How to Stop Taking Rejection Personally from The Vault’s contributor, Natalie Fisher was originally published on Firsthand.
We all know that dreaded email: “Thank you for your time, but we’re unable to extend you an offer …” We also all know the internal dialogue that immediately follows an email telling us we didn’t get the job: I didn’t perform well enough in the interview, I wasn’t good enough, I didn’t sell myself strongly enough, I should have shown up differently, I should have been more of this, less of that, and I don’t have the required experience. To be sure, the list of things we tell ourselves we could’ve and should’ve done differently is long.
Often, this internal dialogue comes from wanting to be a good student, wanting to get things right all the time. From a young age, we thought, I didn’t get an A, therefore I did it wrong, I’m a failure, and that’s bad and shameful. This is normal, and this way of thinking might’ve served us well in the past to get the results we wanted as a student. However, for job searching and for achieving career goals in the real world, we need a different perspective with which to look at rejection.
To that end, below are three different mindsets that will go a long way toward dealing with rejection in a healthy, helpful, productive manner.
The scientist mindset
Scientists create hypotheses, test them, then take the results of their tests to their next experiment—in the case of the job search, that experiment is the next interview. For scientists, each interview is just preparation for the next one after that. And when scientists get a rejection message, their thinking might look something like: Hmm that’s very interesting, my hypothesis was that I’d done well and answered their questions thoroughly. Scientists then dig in and get curious about what they could have missed.
They think back to the events of the interview and to the problems and needs that the organization had and how they communicated their skills to fit those needs. They ask themselves questions to find out if there were things they forgot to mention. They ask themselves if they could have more clearly communicated their abilities and commitment to solving the employers’ problems. They think back to how they connected to their interviewers. Did they miss chances to connect on a more personal level?
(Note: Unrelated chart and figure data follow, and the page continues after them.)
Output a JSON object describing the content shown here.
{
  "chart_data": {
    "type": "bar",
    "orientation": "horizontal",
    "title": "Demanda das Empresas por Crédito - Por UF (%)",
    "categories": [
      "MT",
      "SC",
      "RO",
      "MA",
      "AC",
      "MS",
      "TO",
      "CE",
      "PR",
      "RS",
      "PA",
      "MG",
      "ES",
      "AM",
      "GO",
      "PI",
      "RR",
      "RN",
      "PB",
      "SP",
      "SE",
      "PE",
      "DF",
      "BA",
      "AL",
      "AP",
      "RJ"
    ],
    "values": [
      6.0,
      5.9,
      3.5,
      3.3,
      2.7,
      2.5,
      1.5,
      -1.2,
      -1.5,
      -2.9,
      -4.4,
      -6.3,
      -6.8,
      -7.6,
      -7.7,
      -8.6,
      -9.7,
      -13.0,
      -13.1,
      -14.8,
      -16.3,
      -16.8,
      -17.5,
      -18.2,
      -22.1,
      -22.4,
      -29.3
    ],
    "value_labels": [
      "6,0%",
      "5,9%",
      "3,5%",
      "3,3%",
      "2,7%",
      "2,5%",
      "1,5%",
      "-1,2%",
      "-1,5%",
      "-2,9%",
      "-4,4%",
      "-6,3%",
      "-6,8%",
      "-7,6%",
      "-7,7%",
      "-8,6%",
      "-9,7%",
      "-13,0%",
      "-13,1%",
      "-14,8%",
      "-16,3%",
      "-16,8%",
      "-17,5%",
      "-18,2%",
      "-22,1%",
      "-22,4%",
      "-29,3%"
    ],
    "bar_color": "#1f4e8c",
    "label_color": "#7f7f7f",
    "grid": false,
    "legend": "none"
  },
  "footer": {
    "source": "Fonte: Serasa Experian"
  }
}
Scientists constantly keep an open mind, questioning and evaluating along the way, until they feel they gain insight into their own performance. Then they prepare for the next interview.
The artist mindset
Artists know they’re unique and original, and they live for their originality—they’re proud of it and wouldn’t change it for the world. On the job search, artists know that they have unique personalities, attitudes, and points of view that they’ll bring to certain roles, teams, and organizations. And when artists face rejection, they don’t automatically assume that their work (their resumes, skills, experience, interviewing style) is bad—because there’s no right or wrong way to create art; it’s an expression of a unique person, and people have strong reactions to even the best art. People might love it or hate it, and that’s often the point.
So, when artists don’t get the job, their internal dialogue might sound like this: The company didn’t appreciate or know how to value my unique traits and skills. And that’s okay. While artists might consider improving upon their art, they might not—because that would mean trying to become something they’re not.
Artists stand proudly in their uniqueness, understanding that not everyone will appreciate their “art.” They understand that unique, original job candidates will not be universally appreciated.
The monk mindset
Monks are committed to their paths and see rejection as something placed in their paths to learn from. To monks, each rejection is a clear lesson to be learned from, and monks’ work is to find out what each lesson is and what’s to be learned.
Monks aren’t affected by the ups and downs of processes that lead to larger goals. Monks aren’t “in it” for immediate gratification—they’re not after the cookie, they’re not looking for validation. Instead, they’re looking for the deeper meaning in everything that happens. If they don’t get the job or even told that their interview stories weren’t strong enough, monks will take the mindset of: This is something I’m supposed to learn from. This obstacle has been put in my path so I can become better, recommit, and master this process on a deeper level.
Monks are always asking themselves: What can I learn from this experience that will serve the goal I’m dedicated to reaching?
A final note
When you’re out there job searching, interviewing, and advancing your career, your mission is to get out of student mode—it no longer helps you—and instead get into the mindset of a scientist, artist, or monk. Using one or more of these mindsets will help you deal with rejection productively—and get you closer to reaching your goals.